Spheres and Cylinder using triangles?

I am looking for an algorithm to generate
spheres, cylinders, and arcs with triangles
only. I want to provide the dimensions of the shape (ie. radius, coordinates, height) and have an object composed of triangles.

Basically what Im trying to do is do some collision detection using coldet. From my understanding, you have to have a shape consisting of triangles and… I want to test collisions on these shapes.

If there is an easier way, please let me know. I just figured that there was a script or something already out there to do the shape conversions to triangles and that it would be pretty painless.

Thanks for any help.
-Thorrin

Maybe useless but the red book (and in the sample gl code in the sdk) has recursive funcs for sphere generation.

You could take a look at the GLUT sourcecode (or even use GLUT), since it contains glutSolidSphere() which generates spheres build out of QUADs.
And it is quite easy to split each quad in two triangles using the same vertices.

HTH

Jean-Marc.

If you’re just going to use it for collision detection, composing those primitives into triangles is a bad way of doing it. You get less exact shapes, and they’re much slower to test against. Instead, use specialised code to check for intersections between spheres, cylinders and other simple geometric primitives. Check out http://www.realtimerendering.com/int for lots of intersection formulas and code.

Thanks for the suggestions guys! I’ll let you know how things turn out.

-Thorrin

Well, just in case anyone is interested…

Cylinders were pretty easy to triangulate! All you need to do is:

  1. Divide a circle into ‘x’ parts. 32 looked pretty nice.

  2. Get the sin and cos for each of the 32 sections and you have your (x,y) pair for your triangles. Store these in an array.

  3. Draw triangles between each x,y pair, the x,y pair next to it on the circle(ie x+1, y+1), and the center of the circle. If your circle is looking jagged, add more points.

  4. Do the same thing for the bottom of the circle, but translate into the screen a bit on the Z axis (behind the 1st circle).

  5. Now, go through each pair again, only this time your triangles go between the two circles.
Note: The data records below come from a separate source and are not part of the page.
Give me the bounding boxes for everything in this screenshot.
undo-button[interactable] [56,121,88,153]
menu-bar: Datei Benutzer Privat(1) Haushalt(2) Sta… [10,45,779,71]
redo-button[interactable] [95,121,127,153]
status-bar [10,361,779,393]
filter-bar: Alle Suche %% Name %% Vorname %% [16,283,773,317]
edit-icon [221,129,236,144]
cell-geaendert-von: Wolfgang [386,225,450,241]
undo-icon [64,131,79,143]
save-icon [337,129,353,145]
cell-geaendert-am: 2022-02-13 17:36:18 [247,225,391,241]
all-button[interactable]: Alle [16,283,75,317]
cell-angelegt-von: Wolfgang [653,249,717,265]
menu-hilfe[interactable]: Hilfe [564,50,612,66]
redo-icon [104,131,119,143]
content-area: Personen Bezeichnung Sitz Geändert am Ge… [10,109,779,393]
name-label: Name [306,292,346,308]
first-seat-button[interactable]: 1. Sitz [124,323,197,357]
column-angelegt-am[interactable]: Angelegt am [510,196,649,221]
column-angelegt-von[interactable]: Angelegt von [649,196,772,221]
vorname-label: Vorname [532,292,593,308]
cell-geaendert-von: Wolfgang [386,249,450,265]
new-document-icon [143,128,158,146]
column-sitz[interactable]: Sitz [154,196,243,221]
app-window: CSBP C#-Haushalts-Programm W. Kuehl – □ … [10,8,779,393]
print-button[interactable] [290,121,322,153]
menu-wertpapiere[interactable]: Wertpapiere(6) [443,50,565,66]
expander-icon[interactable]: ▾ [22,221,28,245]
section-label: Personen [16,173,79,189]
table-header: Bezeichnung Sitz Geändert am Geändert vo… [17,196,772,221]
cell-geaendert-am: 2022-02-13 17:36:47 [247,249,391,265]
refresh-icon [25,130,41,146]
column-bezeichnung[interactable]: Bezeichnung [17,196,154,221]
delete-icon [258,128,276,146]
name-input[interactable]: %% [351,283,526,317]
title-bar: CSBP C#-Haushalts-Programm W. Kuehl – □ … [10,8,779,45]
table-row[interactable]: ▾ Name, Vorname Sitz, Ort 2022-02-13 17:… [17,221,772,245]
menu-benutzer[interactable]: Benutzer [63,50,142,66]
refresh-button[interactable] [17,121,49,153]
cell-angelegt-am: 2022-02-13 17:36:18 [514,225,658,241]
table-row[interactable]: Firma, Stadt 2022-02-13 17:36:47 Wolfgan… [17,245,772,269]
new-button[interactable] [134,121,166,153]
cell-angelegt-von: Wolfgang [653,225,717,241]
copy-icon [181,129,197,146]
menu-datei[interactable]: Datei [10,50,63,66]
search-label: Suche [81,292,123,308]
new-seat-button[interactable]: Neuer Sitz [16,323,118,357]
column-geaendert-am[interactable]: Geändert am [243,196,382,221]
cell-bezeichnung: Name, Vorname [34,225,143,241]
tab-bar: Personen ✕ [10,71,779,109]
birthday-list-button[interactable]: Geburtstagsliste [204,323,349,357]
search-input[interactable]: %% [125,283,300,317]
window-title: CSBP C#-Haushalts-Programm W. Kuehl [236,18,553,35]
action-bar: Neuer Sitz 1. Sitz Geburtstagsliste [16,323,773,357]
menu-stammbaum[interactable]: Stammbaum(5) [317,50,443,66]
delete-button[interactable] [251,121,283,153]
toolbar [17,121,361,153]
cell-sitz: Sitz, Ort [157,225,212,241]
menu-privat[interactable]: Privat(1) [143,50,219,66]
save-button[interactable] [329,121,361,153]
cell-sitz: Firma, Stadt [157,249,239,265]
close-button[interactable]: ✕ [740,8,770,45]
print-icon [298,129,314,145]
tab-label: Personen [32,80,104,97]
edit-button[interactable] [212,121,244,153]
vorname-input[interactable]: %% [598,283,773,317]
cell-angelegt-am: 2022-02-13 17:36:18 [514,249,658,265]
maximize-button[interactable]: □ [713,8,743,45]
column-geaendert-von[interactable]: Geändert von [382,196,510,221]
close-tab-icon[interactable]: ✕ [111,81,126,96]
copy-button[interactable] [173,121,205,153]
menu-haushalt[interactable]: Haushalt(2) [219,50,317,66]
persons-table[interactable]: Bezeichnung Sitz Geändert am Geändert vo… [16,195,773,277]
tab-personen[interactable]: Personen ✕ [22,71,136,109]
You draw triangles between:

a) (x,y), (x+1, y+1) in the top circle and
(x,y) in the bottom circle.

b) (x,y), (x+1, y+1) in the bottom circle,
(x+1, y+1) in the top circle…

Now you have a cylinder looking ‘at’ you. It will look like a circle until you rotate the object. Best/easiest way to do this is to modify one of the nehe tutorials so it can be interactive…

This is one of those ‘a picture is worth a thousand words’ kind of messages, but just read it again and you will get what I’m trying to say!